Als Israel een kind was, toen heb Ik hem liefgehad, en Ik heb Mijn zoon uit Egypte geroepen.
2 The more they called them, the more they went from them; they sacrificed unto the Baalim, and offered to graven images.
Maar gelijk zij henlieden riepen, alzo gingen zij van hun aangezicht weg; zij offerden den Baals, en rookten den gesnedenen beelden.
3 And I, I taught Ephraim to walk, taking them by their arms; but they knew not that I healed them.
Ik nochtans leerde Efraim gaan; Hij nam ze op Zijn armen, maar zij bekenden niet, dat Ik ze genas.
4 I drew them with cords of a man, with bands of love; and I was to them as they that take off the yoke on their jaws, and I fed them gently.
Ik trok ze met mensenzelen, met touwen der liefde, en was hun, als degenen, die het juk van op hun kinnebakken oplichten, en Ik reikte hem voeder toe.
5 He shall not return into the land of Egypt, but the Assyrian shall be his king, because they refused to return.
Hij zal in Egypteland niet wederkeren; maar Assur, die zal zijn koning zijn; omdat zij zich weigerden te bekeren.
6 And the sword shall fall upon his cities, and shall consume his bars, and devour them, because of their own counsels.
En het zwaard zal in zijn steden blijven, en zijn grendelen verteren, en opeten, vanwege hun beraadslagingen.
7 And My people are in suspense about returning to Me; and though they call them upwards, none at all will lift himself up.
Want Mijn volk blijft hangen aan de afkering van Mij; zij roepen het wel tot den Allerhoogste, maar niet een verhoogt Hem.
8 How shall I give thee up, Ephraim? How shall I surrender thee, Israel? How shall I make thee as Admah? How shall I set thee as Zeboim? My heart is turned within Me, My compassions are kindled together.

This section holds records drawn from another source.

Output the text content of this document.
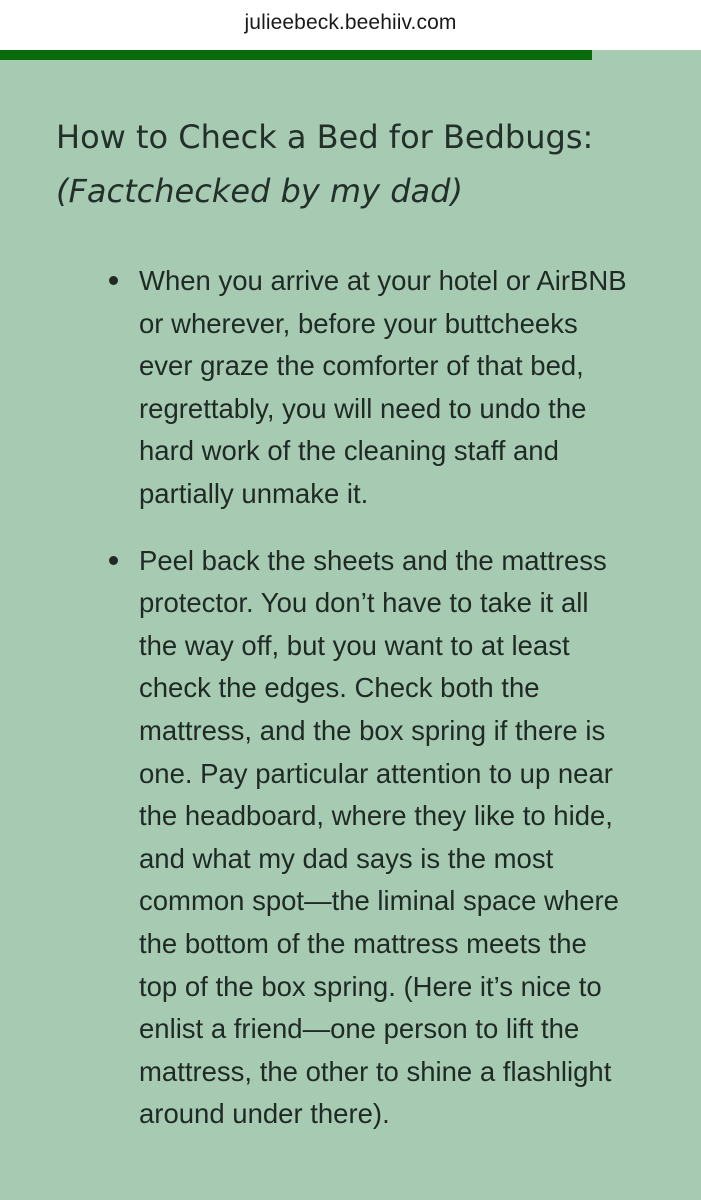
julieebeck.beehiiv.com
How to Check a Bed for Bedbugs:
(Factchecked by my dad)
When you arrive at your hotel or AirBNB or wherever, before your buttcheeks ever graze the comforter of that bed, regrettably, you will need to undo the hard work of the cleaning staff and partially unmake it.
Peel back the sheets and the mattress protector. You don’t have to take it all the way off, but you want to at least check the edges. Check both the mattress, and the box spring if there is one. Pay particular attention to up near the headboard, where they like to hide, and what my dad says is the most common spot—the liminal space where the bottom of the mattress meets the top of the box spring. (Here it’s nice to enlist a friend—one person to lift the mattress, the other to shine a flashlight around under there).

Hoe zou Ik u overgeven, o Efraim? u overleveren, o Israel? Hoe zou Ik u maken als Adama, u stellen als Zeboim? Mijn hart is in Mij omgekeerd, al Mijn berouw is te zamen ontstoken.

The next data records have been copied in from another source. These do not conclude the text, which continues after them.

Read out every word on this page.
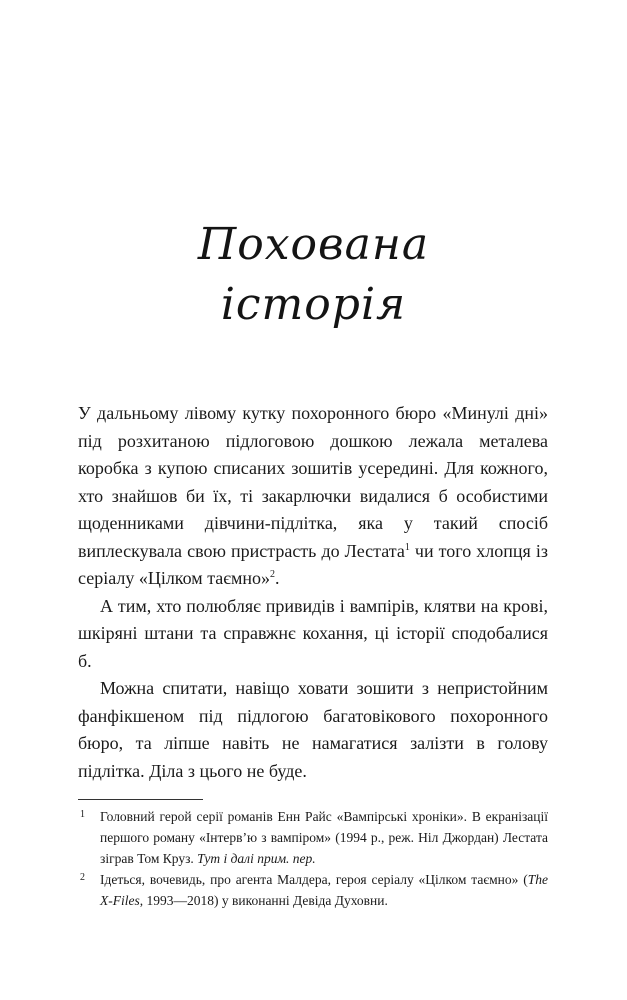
Похована
історія

У дальньому лівому кутку похоронного бюро «Минулі дні» під розхитаною підлоговою дошкою лежала металева коробка з купою списаних зошитів усередині. Для кожного, хто знайшов би їх, ті закарлючки видалися б особистими щоденниками дівчини-підлітка, яка у такий спосіб виплескувала свою пристрасть до Лестата$^1$ чи того хлопця із серіалу «Цілком таємно»$^2$.

А тим, хто полюбляє привидів і вампірів, клятви на крові, шкіряні штани та справжнє кохання, ці історії сподобалися б.

Можна спитати, навіщо ховати зошити з непристойним фанфікшеном під підлогою багатовікового похоронного бюро, та ліпше навіть не намагатися залізти в голову підлітка. Діла з цього не буде.

1 Головний герой серії романів Енн Райс «Вампірські хроніки». В екранізації першого роману «Інтерв’ю з вампіром» (1994 р., реж. Ніл Джордан) Лестата зіграв Том Круз. Тут і далі прим. пер.
2 Ідеться, вочевидь, про агента Малдера, героя серіалу «Цілком таємно» (The X-Files, 1993—2018) у виконанні Девіда Духовни.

9 I will not execute the fierceness of Mine anger, I will not return to destroy Ephraim; for I am God, and not man, the Holy One in the midst of thee; and I will not come in fury.
Ik zal de hittigheid Mijns toorns niet uitvoeren; Ik zal niet wederkeren om Efraim te verderven; want Ik ben God en geen mens, de Heilige in het midden van u, en Ik zal in de stad niet komen.

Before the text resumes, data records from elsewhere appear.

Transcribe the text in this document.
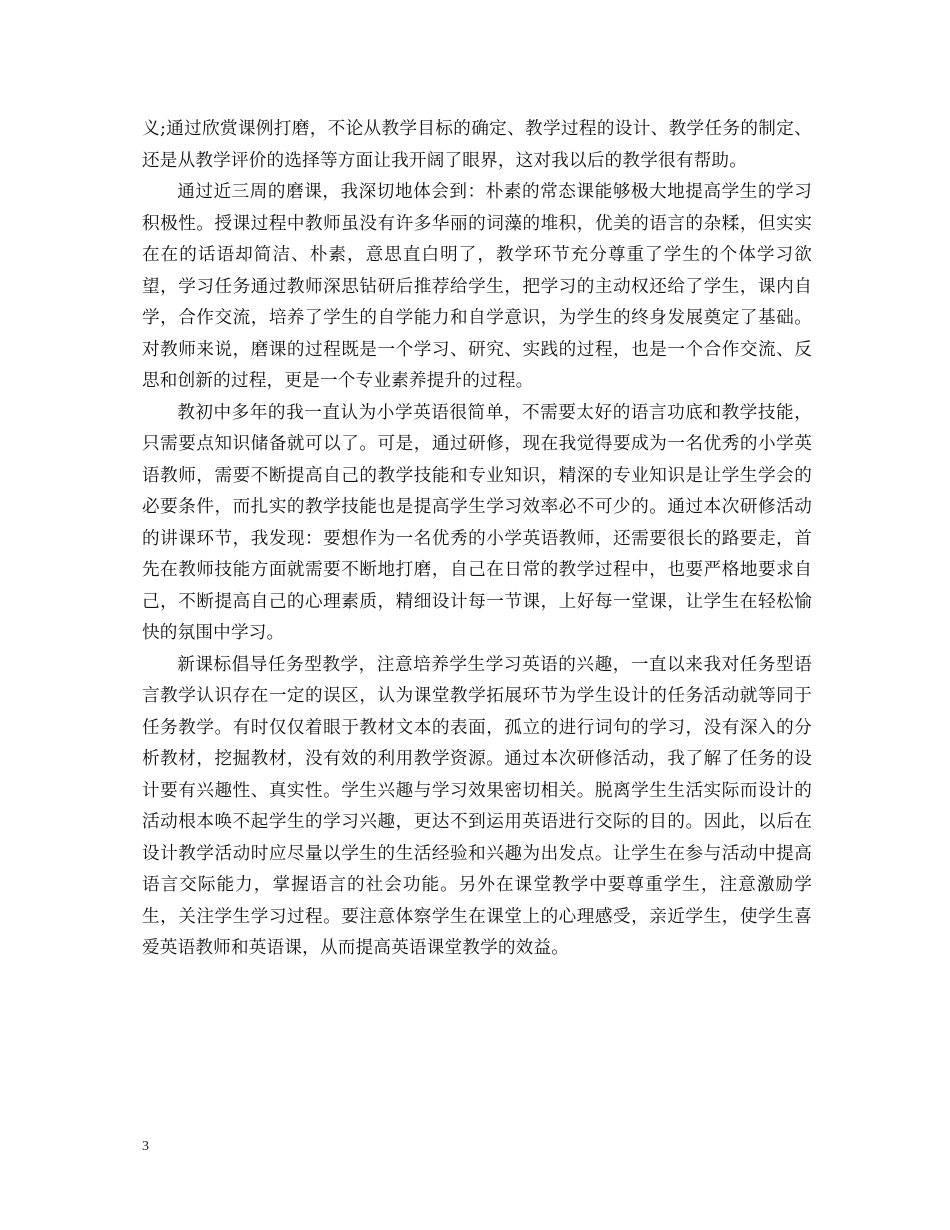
义;通过欣赏课例打磨，不论从教学目标的确定、教学过程的设计、教学任务的制定、还是从教学评价的选择等方面让我开阔了眼界，这对我以后的教学很有帮助。

通过近三周的磨课，我深切地体会到：朴素的常态课能够极大地提高学生的学习积极性。授课过程中教师虽没有许多华丽的词藻的堆积，优美的语言的杂糅，但实实在在的话语却简洁、朴素，意思直白明了，教学环节充分尊重了学生的个体学习欲望，学习任务通过教师深思钻研后推荐给学生，把学习的主动权还给了学生，课内自学，合作交流，培养了学生的自学能力和自学意识，为学生的终身发展奠定了基础。对教师来说，磨课的过程既是一个学习、研究、实践的过程，也是一个合作交流、反思和创新的过程，更是一个专业素养提升的过程。

教初中多年的我一直认为小学英语很简单，不需要太好的语言功底和教学技能，只需要点知识储备就可以了。可是，通过研修，现在我觉得要成为一名优秀的小学英语教师，需要不断提高自己的教学技能和专业知识，精深的专业知识是让学生学会的必要条件，而扎实的教学技能也是提高学生学习效率必不可少的。通过本次研修活动的讲课环节，我发现：要想作为一名优秀的小学英语教师，还需要很长的路要走，首先在教师技能方面就需要不断地打磨，自己在日常的教学过程中，也要严格地要求自己，不断提高自己的心理素质，精细设计每一节课，上好每一堂课，让学生在轻松愉快的氛围中学习。

新课标倡导任务型教学，注意培养学生学习英语的兴趣，一直以来我对任务型语言教学认识存在一定的误区，认为课堂教学拓展环节为学生设计的任务活动就等同于任务教学。有时仅仅着眼于教材文本的表面，孤立的进行词句的学习，没有深入的分析教材，挖掘教材，没有效的利用教学资源。通过本次研修活动，我了解了任务的设计要有兴趣性、真实性。学生兴趣与学习效果密切相关。脱离学生生活实际而设计的活动根本唤不起学生的学习兴趣，更达不到运用英语进行交际的目的。因此，以后在设计教学活动时应尽量以学生的生活经验和兴趣为出发点。让学生在参与活动中提高语言交际能力，掌握语言的社会功能。另外在课堂教学中要尊重学生，注意激励学生，关注学生学习过程。要注意体察学生在课堂上的心理感受，亲近学生，使学生喜爱英语教师和英语课，从而提高英语课堂教学的效益。

3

10 They shall walk after the LORD, who shall roar like a lion; for He shall roar, and the children shall come trembling from the west.
Zij zullen den HEERE achterna wandelen, Hij zal brullen als een leeuw, wanneer Hij brullen zal, dan zullen de kinderen van de zee af al bevende aankomen.
11 They shall come trembling as a bird out of Egypt, and as a dove out of the land of Assyria; and I will make them to dwell in their houses, saith the LORD.
Zij zullen bevende aankomen als een vogeltje uit Egypte, en als een duif uit het land van Assur; en Ik zal hen doen wonen in hun huizen, spreekt de HEERE.
12 Ephraim compasseth Me about with lies, and the house of Israel with deceit; and Judah is yet wayward towards God, and towards the Holy One who is faithful.
Die van Efraim hebben Mij omsingeld met leugen, en het huis Israels met bedrog; maar Juda heerste nog met God, en was met de heiligen getrouw.